Les poupées, c’est pas ce que tu crois

« Une œuvre doit laisser à son auteur le sentiment qu’il a découvert et organisé une partie de soi. C’est là le bénéfice net et réel, qui n’est pas l’œuvre – mais l’avoir-fait-l’œuvre. L’on se dégage ainsi de l’évaluation par autrui. Pour moi, ce que me rapporte une œuvre = ce qu’elle m’a coûté ».
Paul Valéry

Les poupées, c’est pas c’que tu crois. Tu pensais que c’était un jeu pour les filles ? Un truc de maman en devenir ? Avec des câlins et des gronderies ? On la berce pour l’endormir ? On lui tape sur la main si elle rechigne à avaler son biberon ? Non, les poupées, c’est pas c’que tu crois ! D’abord, tu ne les trouve pas en magasin, ce n’est pas vrai, ce sont elles qui te trouvent, qui te chassent, te plantent leurs yeux dans le cœur. Ah, ah, monsieur voudrait pouponner ? Quand bien même il ne le voudrait pas, il faudra bien s’y mettre, Monsieur, à jouer à la poupée. Jouer à la poupée ? Elle en rigole, la poupée. Car elle, ce qu’elle aime, c’est jouer au Monsieur. Jouer au Monsieur, pour la poupée, c’est quelque chose qui lui fait battre les paupières. Elle ne peut pas s’empêcher de mettre un doigt dans la bouche. Comme pour réfléchir aux jeux du jour.
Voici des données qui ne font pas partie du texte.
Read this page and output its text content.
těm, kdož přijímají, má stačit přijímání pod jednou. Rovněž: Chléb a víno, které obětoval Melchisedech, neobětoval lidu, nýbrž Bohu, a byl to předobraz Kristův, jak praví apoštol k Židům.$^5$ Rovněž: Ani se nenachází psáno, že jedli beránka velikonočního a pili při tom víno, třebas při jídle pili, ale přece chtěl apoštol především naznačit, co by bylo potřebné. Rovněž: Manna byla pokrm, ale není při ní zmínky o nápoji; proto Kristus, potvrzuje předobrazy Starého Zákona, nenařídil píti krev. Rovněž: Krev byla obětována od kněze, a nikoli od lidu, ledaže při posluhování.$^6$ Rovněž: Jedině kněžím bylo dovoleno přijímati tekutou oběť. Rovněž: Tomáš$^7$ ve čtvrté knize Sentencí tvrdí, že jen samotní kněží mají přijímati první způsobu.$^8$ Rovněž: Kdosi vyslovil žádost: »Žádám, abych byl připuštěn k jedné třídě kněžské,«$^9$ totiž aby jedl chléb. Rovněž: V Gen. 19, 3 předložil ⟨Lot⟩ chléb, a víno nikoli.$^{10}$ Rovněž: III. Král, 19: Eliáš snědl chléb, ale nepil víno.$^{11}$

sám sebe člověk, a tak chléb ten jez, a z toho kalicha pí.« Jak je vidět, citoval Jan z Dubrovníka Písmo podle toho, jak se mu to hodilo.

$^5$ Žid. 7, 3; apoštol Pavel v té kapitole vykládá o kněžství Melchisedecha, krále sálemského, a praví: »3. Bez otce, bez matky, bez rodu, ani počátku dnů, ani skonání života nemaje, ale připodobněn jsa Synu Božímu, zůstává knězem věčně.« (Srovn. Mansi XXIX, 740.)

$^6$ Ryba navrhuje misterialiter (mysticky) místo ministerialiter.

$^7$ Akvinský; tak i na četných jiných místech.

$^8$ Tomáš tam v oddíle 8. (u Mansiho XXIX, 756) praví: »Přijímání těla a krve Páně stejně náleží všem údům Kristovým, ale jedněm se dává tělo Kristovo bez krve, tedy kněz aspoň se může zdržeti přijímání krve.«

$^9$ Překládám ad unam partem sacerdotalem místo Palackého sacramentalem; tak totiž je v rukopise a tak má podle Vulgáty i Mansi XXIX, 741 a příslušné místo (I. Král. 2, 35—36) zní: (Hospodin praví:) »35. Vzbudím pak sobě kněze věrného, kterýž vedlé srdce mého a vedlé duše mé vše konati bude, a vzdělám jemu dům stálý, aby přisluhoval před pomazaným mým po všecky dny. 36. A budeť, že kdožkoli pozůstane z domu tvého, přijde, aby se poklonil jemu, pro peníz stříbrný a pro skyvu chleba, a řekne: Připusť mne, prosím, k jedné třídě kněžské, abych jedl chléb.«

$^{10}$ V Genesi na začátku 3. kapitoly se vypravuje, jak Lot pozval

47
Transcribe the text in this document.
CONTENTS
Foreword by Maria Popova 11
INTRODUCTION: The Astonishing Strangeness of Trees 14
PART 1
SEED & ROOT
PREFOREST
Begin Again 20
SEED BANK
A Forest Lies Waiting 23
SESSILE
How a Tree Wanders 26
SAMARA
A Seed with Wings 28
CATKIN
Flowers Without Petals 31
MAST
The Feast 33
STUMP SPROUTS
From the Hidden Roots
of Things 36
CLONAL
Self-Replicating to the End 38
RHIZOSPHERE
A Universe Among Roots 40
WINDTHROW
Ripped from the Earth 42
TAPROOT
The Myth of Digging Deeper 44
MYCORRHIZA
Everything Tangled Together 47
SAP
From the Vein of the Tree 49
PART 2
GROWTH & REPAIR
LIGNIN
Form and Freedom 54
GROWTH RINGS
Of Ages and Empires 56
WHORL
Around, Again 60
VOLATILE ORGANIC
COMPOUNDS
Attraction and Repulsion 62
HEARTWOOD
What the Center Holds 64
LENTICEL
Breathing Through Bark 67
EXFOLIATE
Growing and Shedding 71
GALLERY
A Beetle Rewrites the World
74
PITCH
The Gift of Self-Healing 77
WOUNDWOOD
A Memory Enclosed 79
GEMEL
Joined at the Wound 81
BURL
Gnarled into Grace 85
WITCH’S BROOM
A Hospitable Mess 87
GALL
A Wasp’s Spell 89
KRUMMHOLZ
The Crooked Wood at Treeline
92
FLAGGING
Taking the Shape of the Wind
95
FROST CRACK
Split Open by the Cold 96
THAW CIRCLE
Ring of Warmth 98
Elle n’a pas peur, de ces images de poupées brûlées, poupées crevées, poupées démembrées, ligotées, des morceaux de tête et des bouts de jambes dans les terrains vagues. Les trucs d’Hans Bellmer, c’est que des conneries, ou alors, il y a longtemps. Une poupée, sauf pour les photos, pour t’attendrir, pour faire naître la promesse que tu en prendras soin, pour toujours, c’est tellement fort que cela ne part pas au rebut comme cela. Ta poupée, en tout cas. Ta poupée ? Mon Monsieur, oui, s’exclame-t-elle.
Tu tombes sur de drôles de poupées ? Ah bon ? Mais non, voyons. Habille-moi ! Déshabille-moi ! Rhabille-moi, mais autrement, je voudrais de nouveaux dessous, une robe décolletée aujourd’hui. Dis-moi que je suis belle. Ne fais pas non, Monsieur, les Monsieur, ça ne fait pas non. Les poupées, c’est pas c’que tu crois. Et ne pense que je vais pleurer, si tu fais non. Je vais proférer des mots terribles et agiter mes petits bras de poupée, Monsieur. Regarde ce que j’ai dans le ventre, Monsieur, c’est ton paradis, il en coule des rivières. Bois à cette eau, elle te rendra heureux. Il y a de ces mécanismes, dans les poupées, des mystères, des techniques ! Trop fort pour toi, tu en perdras la tête, Monsieur.
Promène-là, ta poupée, elle te le demande. Pousse-la sur son trône roulant. Elle a sa robe décolletée, ses yeux clignent, c’est sa nature, ce n’est pas l’effet du soleil. Elle a les jambes plus qu’entrebâillées. Les hommes, les femmes, viennent vers toi. Comme elle est belle, ta poupée, te disent-il. Ces salopes, ces salauds, ils ne peuvent pas s’empêcher de la prendre dans les bras, de lui baiser la bouche, de caresser le haut des jambes. Les poupées, c’est pas c’que tu crois. Il ne faut rien empêcher, Monsieur. Tu vois, c’est elle qui leur demande, encore et encore, à ces hommes, à ces femmes, de la dégrafer encore, de jouer d’elle comme une poupée de chiffon, là, tout autour de la poussette. Ils sont beaucoup, ils sont trop pour toi, Monsieur. Les poupées, c’est pas c’que tu crois, ils ne sont pas trop pour elle. Elle aime les fêtes, elle aime être entourée, c’est ta poupée qui veut ça. Qu’y peux-tu, toi, Monsieur ? Regarde, Monsieur, la poupée qui sourit, la poupée qui rit.
Déshabille-moi. Regarde mon corps de poupée. Usé de caresses. Rouge de griffures. Et rhabille-moi. Couche-moi dans le grand lit. Là, je ferme les yeux. Reste à côté de moi, Monsieur.